Azerbaijan is facing a large decrease in its military budget as state revenues continue to suffer from low oil prices.
According to budget documents released last week, Azerbaijan is budgeting 1.62 billion manat for defense in 2017, down 27.5 percent from the projected spending in 2016. And that doesn't take into account the declining value of the manat, which will make buying equipment from abroad even pricier.
Keeping track of Azerbaijan's defense budget is as much an art as a science, and another complicating factor has been the "special projects and activities" line in the budget, which had funded military procurement from 2011. It disappeared last year, and this year remains out of the budget. Adding to the confusion, most media reporting on the budget appear to have used a figure of 2.9 billion manat for 2017, but that is the combined figure of defense and internal security spending.

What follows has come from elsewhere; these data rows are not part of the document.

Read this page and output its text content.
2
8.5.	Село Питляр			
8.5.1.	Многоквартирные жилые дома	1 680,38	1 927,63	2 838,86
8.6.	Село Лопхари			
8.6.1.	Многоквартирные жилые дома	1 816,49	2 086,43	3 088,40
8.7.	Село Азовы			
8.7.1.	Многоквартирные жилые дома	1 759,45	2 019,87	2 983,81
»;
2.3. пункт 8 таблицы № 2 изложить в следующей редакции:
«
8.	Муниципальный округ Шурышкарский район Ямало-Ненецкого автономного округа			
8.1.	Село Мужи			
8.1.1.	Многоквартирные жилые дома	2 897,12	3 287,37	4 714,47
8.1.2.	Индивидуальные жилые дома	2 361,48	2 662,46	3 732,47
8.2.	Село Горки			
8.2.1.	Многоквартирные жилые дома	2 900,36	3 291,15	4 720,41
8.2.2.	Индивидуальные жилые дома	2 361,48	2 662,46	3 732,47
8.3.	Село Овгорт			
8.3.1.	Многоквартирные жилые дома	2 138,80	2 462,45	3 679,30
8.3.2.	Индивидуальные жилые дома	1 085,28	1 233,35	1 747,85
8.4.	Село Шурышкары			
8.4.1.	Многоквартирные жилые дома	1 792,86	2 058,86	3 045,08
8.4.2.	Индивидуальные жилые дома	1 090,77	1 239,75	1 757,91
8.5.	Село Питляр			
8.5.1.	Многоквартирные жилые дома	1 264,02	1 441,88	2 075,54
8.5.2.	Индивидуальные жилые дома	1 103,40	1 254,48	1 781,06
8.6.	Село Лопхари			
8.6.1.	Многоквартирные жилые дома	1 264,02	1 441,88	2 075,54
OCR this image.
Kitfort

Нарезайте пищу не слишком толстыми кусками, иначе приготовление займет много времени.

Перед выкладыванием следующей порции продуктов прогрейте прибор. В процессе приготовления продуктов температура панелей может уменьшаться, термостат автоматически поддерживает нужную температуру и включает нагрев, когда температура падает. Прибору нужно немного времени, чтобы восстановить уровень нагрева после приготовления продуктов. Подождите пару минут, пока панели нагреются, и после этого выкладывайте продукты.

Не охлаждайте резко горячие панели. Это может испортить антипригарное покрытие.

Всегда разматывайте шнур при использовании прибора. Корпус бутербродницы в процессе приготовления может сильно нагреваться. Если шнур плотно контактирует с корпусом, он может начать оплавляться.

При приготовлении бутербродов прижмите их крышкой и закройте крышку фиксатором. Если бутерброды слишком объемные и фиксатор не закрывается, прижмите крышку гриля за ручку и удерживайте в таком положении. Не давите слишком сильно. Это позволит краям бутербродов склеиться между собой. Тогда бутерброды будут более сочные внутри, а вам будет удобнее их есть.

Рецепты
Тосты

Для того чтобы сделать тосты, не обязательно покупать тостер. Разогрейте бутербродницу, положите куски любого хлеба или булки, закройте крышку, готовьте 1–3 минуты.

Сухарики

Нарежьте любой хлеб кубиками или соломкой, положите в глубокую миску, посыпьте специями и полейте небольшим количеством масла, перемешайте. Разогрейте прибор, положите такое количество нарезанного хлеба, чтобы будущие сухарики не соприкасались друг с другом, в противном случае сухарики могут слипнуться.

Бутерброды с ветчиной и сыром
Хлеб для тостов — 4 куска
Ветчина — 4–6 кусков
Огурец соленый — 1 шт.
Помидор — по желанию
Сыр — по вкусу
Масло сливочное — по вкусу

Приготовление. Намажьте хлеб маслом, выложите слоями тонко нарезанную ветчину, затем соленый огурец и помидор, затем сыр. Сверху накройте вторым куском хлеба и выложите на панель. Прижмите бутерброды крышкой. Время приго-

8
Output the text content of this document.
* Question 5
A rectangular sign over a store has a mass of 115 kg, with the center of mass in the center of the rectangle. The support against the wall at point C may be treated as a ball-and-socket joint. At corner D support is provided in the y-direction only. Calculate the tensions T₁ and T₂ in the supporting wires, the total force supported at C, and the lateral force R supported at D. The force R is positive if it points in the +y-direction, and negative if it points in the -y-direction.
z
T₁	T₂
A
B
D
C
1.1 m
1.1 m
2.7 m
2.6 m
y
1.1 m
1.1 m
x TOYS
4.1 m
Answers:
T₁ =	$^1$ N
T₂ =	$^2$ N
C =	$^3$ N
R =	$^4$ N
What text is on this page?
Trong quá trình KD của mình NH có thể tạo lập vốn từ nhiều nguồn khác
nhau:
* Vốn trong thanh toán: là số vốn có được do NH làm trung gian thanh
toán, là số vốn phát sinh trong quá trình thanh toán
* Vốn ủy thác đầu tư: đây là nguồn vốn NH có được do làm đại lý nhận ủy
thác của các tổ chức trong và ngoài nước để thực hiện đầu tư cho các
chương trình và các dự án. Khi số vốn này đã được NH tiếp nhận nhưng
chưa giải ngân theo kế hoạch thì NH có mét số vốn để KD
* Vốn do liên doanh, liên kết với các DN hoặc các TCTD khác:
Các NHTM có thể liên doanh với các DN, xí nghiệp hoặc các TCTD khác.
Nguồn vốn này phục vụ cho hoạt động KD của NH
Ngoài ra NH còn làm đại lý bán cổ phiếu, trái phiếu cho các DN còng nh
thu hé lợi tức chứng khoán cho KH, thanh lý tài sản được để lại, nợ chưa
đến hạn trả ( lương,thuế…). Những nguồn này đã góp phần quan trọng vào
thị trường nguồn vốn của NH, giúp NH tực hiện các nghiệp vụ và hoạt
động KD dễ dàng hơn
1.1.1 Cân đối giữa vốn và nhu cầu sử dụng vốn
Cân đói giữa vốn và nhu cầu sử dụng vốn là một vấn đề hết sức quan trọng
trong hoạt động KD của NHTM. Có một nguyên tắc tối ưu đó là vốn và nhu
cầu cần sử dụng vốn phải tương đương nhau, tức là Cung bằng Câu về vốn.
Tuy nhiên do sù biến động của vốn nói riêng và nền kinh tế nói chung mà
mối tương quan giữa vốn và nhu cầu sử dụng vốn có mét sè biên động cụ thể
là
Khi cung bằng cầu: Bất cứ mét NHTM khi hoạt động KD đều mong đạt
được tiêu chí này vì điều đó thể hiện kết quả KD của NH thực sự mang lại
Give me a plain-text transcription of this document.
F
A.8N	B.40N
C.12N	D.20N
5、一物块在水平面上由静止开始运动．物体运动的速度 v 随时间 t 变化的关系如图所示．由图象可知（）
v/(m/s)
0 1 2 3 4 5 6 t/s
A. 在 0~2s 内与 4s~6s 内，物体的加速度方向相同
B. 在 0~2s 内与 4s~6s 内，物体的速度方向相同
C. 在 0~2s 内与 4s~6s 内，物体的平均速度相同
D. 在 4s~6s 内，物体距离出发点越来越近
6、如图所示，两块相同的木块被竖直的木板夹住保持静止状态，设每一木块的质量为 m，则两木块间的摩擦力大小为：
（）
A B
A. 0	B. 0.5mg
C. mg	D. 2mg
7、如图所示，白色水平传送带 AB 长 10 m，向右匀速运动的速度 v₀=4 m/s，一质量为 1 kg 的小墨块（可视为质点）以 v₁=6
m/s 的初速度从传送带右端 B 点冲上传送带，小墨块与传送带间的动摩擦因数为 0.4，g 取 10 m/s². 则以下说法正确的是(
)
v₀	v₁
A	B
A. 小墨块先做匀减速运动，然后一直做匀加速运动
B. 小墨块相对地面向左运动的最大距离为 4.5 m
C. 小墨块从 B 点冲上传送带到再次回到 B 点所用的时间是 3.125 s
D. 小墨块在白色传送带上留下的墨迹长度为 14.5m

The cut in defense spending is nearly three times the overall decrease in spending, about 10 percent.
Azerbaijan's massive arms budget has been a cornerstone of the government's efforts to take back the territory of Nagorno Karabakh, which it lost to Armenian forces during a war as the Soviet Union collapsed, either by force or by forcing Armenians to negotiate.
“It is our priority and we will continue to increase military spending," said Azerbaijan President Ilham Aliyev in 2014. "Over the past 10 years, our military spending has increased more than 20-fold, and our spending allocated to the armed forces is approximately twice as large as Armenia’s overall state budget."
That has borne fruit, as the performance of Azerbaijan's armed forces in the "four-day war" in April of this year surprised many observers. And it's possible that Azerbaijan's arsenal has grown to the point where a tapering off of acquisitions may be something normal, not just a response forced by poor economic circumstances.
Still, the recent appearance of new advanced Russian missile systems in Armenia's arsenal has apparently been the source of some concern in Baku, with the defense ministry saying it would "step up" weapons purchases in response, including looking at Pakistani missiles that are roughly equivalent to Armenia's new arms.
And last week, Azerbaijan held its second arms expo, ADEX 2016, which attracted arms manufacturers from around the world, including pavilions devoted to showing off the wares of the defense industries of Russia, Turkey, Israel, China, Belarus, France, and Pakistan. Azerbaijan wasn't just looking to buy, but also to sell, showing off new products like a joint Azerbaijani-Canadian armored personnel carrier, another domestically produced APC, and armed drones of which the Azerbaijani armed forces are reportedly buying "hundreds."
It remains to be seen, however, how a declining budget and weakening currency, may make all that a more distant prospect.